Use CLI Commands

Use the Exoscale CLI (exo) to manage Dedicated Inference from your terminal.

Dedicated Inference has two main resources:

A model is a model from Hugging Face that Exoscale downloads and stores for later use. Hugging Face is a public model registry where enterprises, AI labs and teams publish AI models.
A deployment runs one of those models on dedicated GPUs and exposes it through an endpoint.

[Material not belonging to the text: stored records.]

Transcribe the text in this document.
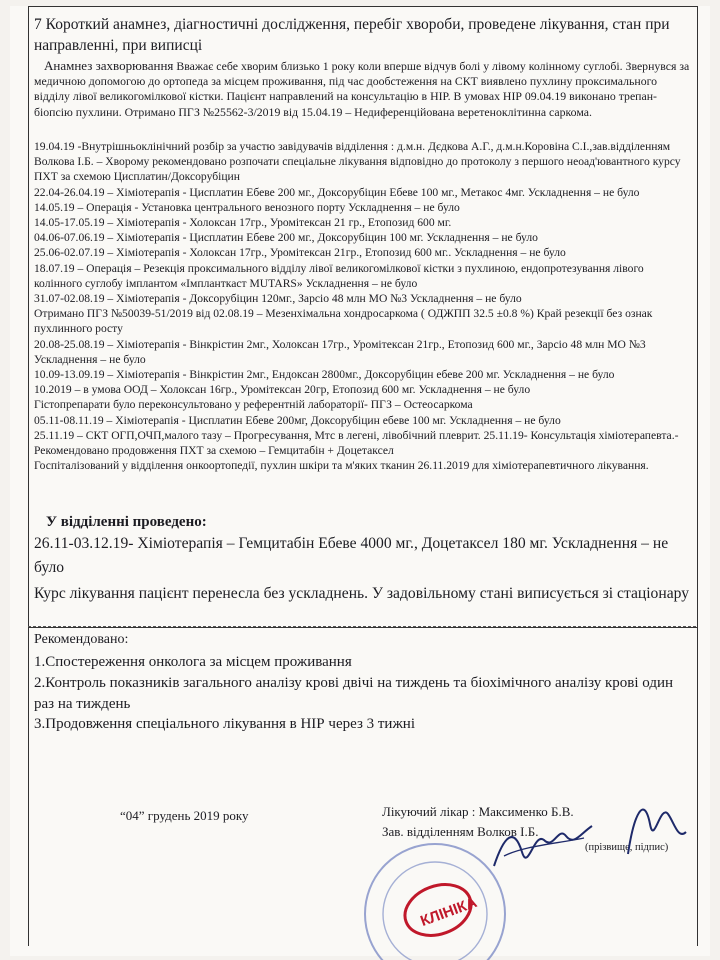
7 Короткий анамнез, діагностичні дослідження, перебіг хвороби, проведене лікування, стан при направленні, при виписці
Анамнез захворювання Вважає себе хворим близько 1 року коли вперше відчув болі у лівому колінному суглобі. Звернувся за медичною допомогою до ортопеда за місцем проживання, під час дообстеження на СКТ виявлено пухлину проксимального відділу лівої великогомілкової кістки. Пацієнт направлений на консультацію в НІР. В умовах НІР 09.04.19 виконано трепан-біопсію пухлини. Отримано ПГЗ №25562-3/2019 від 15.04.19 – Недиференційована веретеноклітинна саркома.
19.04.19 -Внутрішньоклінічний розбір за участю завідувачів відділення : д.м.н. Дєдкова А.Г., д.м.н.Коровіна С.І.,зав.відділенням Волкова І.Б. – Хворому рекомендовано розпочати спеціальне лікування відповідно до протоколу з першого неоад'ювантного курсу ПХТ за схемою Цисплатин/Доксорубіцин
22.04-26.04.19 – Хіміотерапія - Цисплатин Ебеве 200 мг., Доксорубіцин Ебеве 100 мг., Метакос 4мг. Ускладнення – не було
14.05.19 – Операція - Установка центрального венозного порту Ускладнення – не було
14.05-17.05.19 – Хіміотерапія - Холоксан 17гр., Уромітексан 21 гр., Етопозид 600 мг.
04.06-07.06.19 – Хіміотерапія - Цисплатин Ебеве 200 мг., Доксорубіцин 100 мг. Ускладнення – не було
25.06-02.07.19 – Хіміотерапія - Холоксан 17гр., Уромітексан 21гр., Етопозид 600 мг.. Ускладнення – не було
18.07.19 – Операція – Резекція проксимального відділу лівої великогомілкової кістки з пухлиною, ендопротезування лівого колінного суглобу імплантом «Імпланткаст MUTARS» Ускладнення – не було
31.07-02.08.19 – Хіміотерапія - Доксорубіцин 120мг., Зарсіо 48 млн МО №3 Ускладнення – не було
Отримано ПГЗ №50039-51/2019 від 02.08.19 – Мезенхімальна хондросаркома ( ОДЖПП 32.5 ±0.8 %) Край резекції без ознак пухлинного росту
20.08-25.08.19 – Хіміотерапія - Вінкрістин 2мг., Холоксан 17гр., Уромітексан 21гр., Етопозид 600 мг., Зарсіо 48 млн МО №3 Ускладнення – не було
10.09-13.09.19 – Хіміотерапія - Вінкрістин 2мг., Ендоксан 2800мг., Доксорубіцин ебеве 200 мг. Ускладнення – не було
10.2019 – в умова ООД – Холоксан 16гр., Уромітексан 20гр, Етопозид 600 мг. Ускладнення – не було
Гістопрепарати було переконсультовано у референтній лабораторії- ПГЗ – Остеосаркома
05.11-08.11.19 – Хіміотерапія - Цисплатин Ебеве 200мг, Доксорубіцин ебеве 100 мг. Ускладнення – не було
25.11.19 – СКТ ОГП,ОЧП,малого тазу – Прогресування, Мтс в легені, лівобічний плеврит. 25.11.19- Консультація хіміотерапевта.- Рекомендовано продовження ПХТ за схемою – Гемцитабін + Доцетаксел
Госпіталізований у відділення онкоортопедії, пухлин шкіри та м'яких тканин 26.11.2019 для хіміотерапевтичного лікування.
У відділенні проведено:
26.11-03.12.19- Хіміотерапія – Гемцитабін Ебеве 4000 мг., Доцетаксел 180 мг. Ускладнення – не було
Курс лікування пацієнт перенесла без ускладнень. У задовільному стані виписується зі стаціонару
Рекомендовано:
1.Спостереження онколога за місцем проживання
2.Контроль показників загального аналізу крові двічі на тиждень та біохімічного аналізу крові один раз на тиждень
3.Продовження спеціального лікування в НІР через 3 тижні
“04” грудень 2019 року	Лікуючий лікар : Максименко Б.В.
Зав. відділенням Волков І.Б.
(прізвище, підпис)
КЛІНІКА
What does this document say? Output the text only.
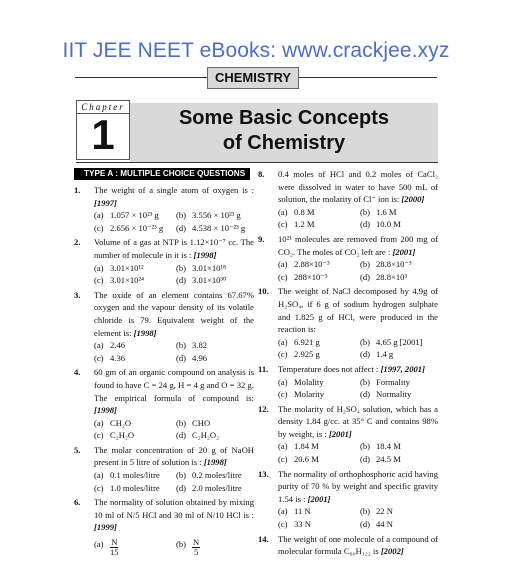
IIT JEE NEET eBooks: www.crackjee.xyz
CHEMISTRY
Chapter
1	Some Basic Concepts
of Chemistry
TYPE A : MULTIPLE CHOICE QUESTIONS
1.	The weight of a single atom of oxygen is : [1997]
(a) 1.057 × 10²³ g (b) 3.556 × 10²³ g
(c) 2.656 × 10⁻²³ g (d) 4.538 × 10⁻²³ g
2.	Volume of a gas at NTP is 1.12×10⁻⁷ cc. The number of molecule in it is : [1998]
(a) 3.01×10¹²	(b) 3.01×10¹⁸
(c) 3.01×10²⁴	(d) 3.01×10³⁰
3.	The oxide of an element contains 67.67% oxygen and the vapour density of its volatile chloride is 79. Equivalent weight of the element is: [1998]
(a) 2.46	(b) 3.82
(c) 4.36	(d) 4.96
4.	60 gm of an organic compound on analysis is found to have C = 24 g, H = 4 g and O = 32 g. The empirical formula of compound is: [1998]
(a) CH₂O	(b) CHO
(c) C₂H₂O	(d) C₂H₂O₂
5.	The molar concentration of 20 g of NaOH present in 5 litre of solution is : [1998]
(a) 0.1 moles/litre (b) 0.2 moles/litre
(c) 1.0 moles/litre (d) 2.0 moles/litre
6.	The normality of solution obtained by mixing 10 ml of N/5 HCl and 30 ml of N/10 HCl is : [1999]
$(a) \frac{N}{15}$	$(b) \frac{N}{5}$
8.	0.4 moles of HCl and 0.2 moles of CaCl₂ were dissolved in water to have 500 mL of solution, the molarity of Cl⁻ ion is: [2000]
(a) 0.8 M	(b) 1.6 M
(c) 1.2 M	(d) 10.0 M
9.	10²¹ molecules are removed from 200 mg of CO₂. The moles of CO₂ left are : [2001]
(a) 2.88×10⁻³	(b) 28.8×10⁻³
(c) 288×10⁻³	(d) 28.8×10³
10.	The weight of NaCl decomposed by 4.9g of H₂SO₄, if 6 g of sodium hydrogen sulphate and 1.825 g of HCl, were produced in the reaction is:
(a) 6.921 g	(b) 4.65 g [2001]
(c) 2.925 g	(d) 1.4 g
11.	Temperature does not affect : [1997, 2001]
(a) Molality	(b) Formality
(c) Molarity	(d) Normality
12.	The molarity of H₂SO₄ solution, which has a density 1.84 g/cc. at 35° C and contains 98% by weight, is : [2001]
(a) 1.84 M	(b) 18.4 M
(c) 20.6 M	(d) 24.5 M
13.	The normality of orthophosphoric acid having purity of 70 % by weight and specific gravity 1.54 is : [2001]
(a) 11 N	(b) 22 N
(c) 33 N	(d) 44 N
14.	The weight of one molecule of a compound of molecular formula C₆₀H₁₂₂ is [2002]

All Dedicated Inference commands are available under the exo dedicated-inference namespace:

exo dedicated-inference --help

For the full command reference, see the Dedicated Inference CLI documentation.

Model Management

Create a model before you create a deployment. This gives Exoscale a copy of the model files in the selected zone, so deployments don’t need to fetch the model directly from Hugging Face every time.

Create a Model

exo dedicated-inference model create <huggingface-model-id> \
  [--huggingface-token <token>] \
  -z <zone>

Parameters:

<huggingface-model-id>: Hugging Face model identifier, for example mistralai/Ministral-3-8B-Reasoning-2512
--huggingface-token: Hugging Face access token. Required for gated models.
-z, --zone: Exoscale zone where the model is stored

Example with a public model:

exo dedicated-inference model create mistralai/Ministral-3-8B-Reasoning-2512 -z de-fra-1

Example with a gated model:

exo dedicated-inference model create <gated-model-id> \
  --huggingface-token hf_YOUR_TOKEN \
  -z de-fra-1

A gated model is a Hugging Face model that requires authentication before you can download it.

Note

Model creation can take several minutes. Larger models have more files to download and store. Models are stored in Exoscale Object Storage (SOS), and only models using the safetensors format are supported.

List Models

List models available in a zone.

exo dedicated-inference model list -z <zone>

Example:

exo dedicated-inference model list -z de-fra-1

The output includes the model ID, model name, state, size, creation date and update date.

Show Model Details

Display details for a model.

exo dedicated-inference model show <model-id> -z <zone>

Example:

exo dedicated-inference model show 12345678-1234-1234-1234-123456789abc -z de-fra-1

Use the model ID when you want to avoid ambiguity, especially if you have several models with similar names.

Delete a Model

Delete a model from storage.

exo dedicated-inference model delete <model-id> -z <zone>

Example:

exo dedicated-inference model delete 12345678-1234-1234-1234-123456789abc -z de-fra-1

Warning

Deleting a model is permanent. You can’t delete a model while an active deployment is using it.

Deployment Management

A deployment runs a registered model on dedicated GPUs. Each deployment has its own endpoint URL and API key.

Create a Deployment

Create an inference deployment from a registered model.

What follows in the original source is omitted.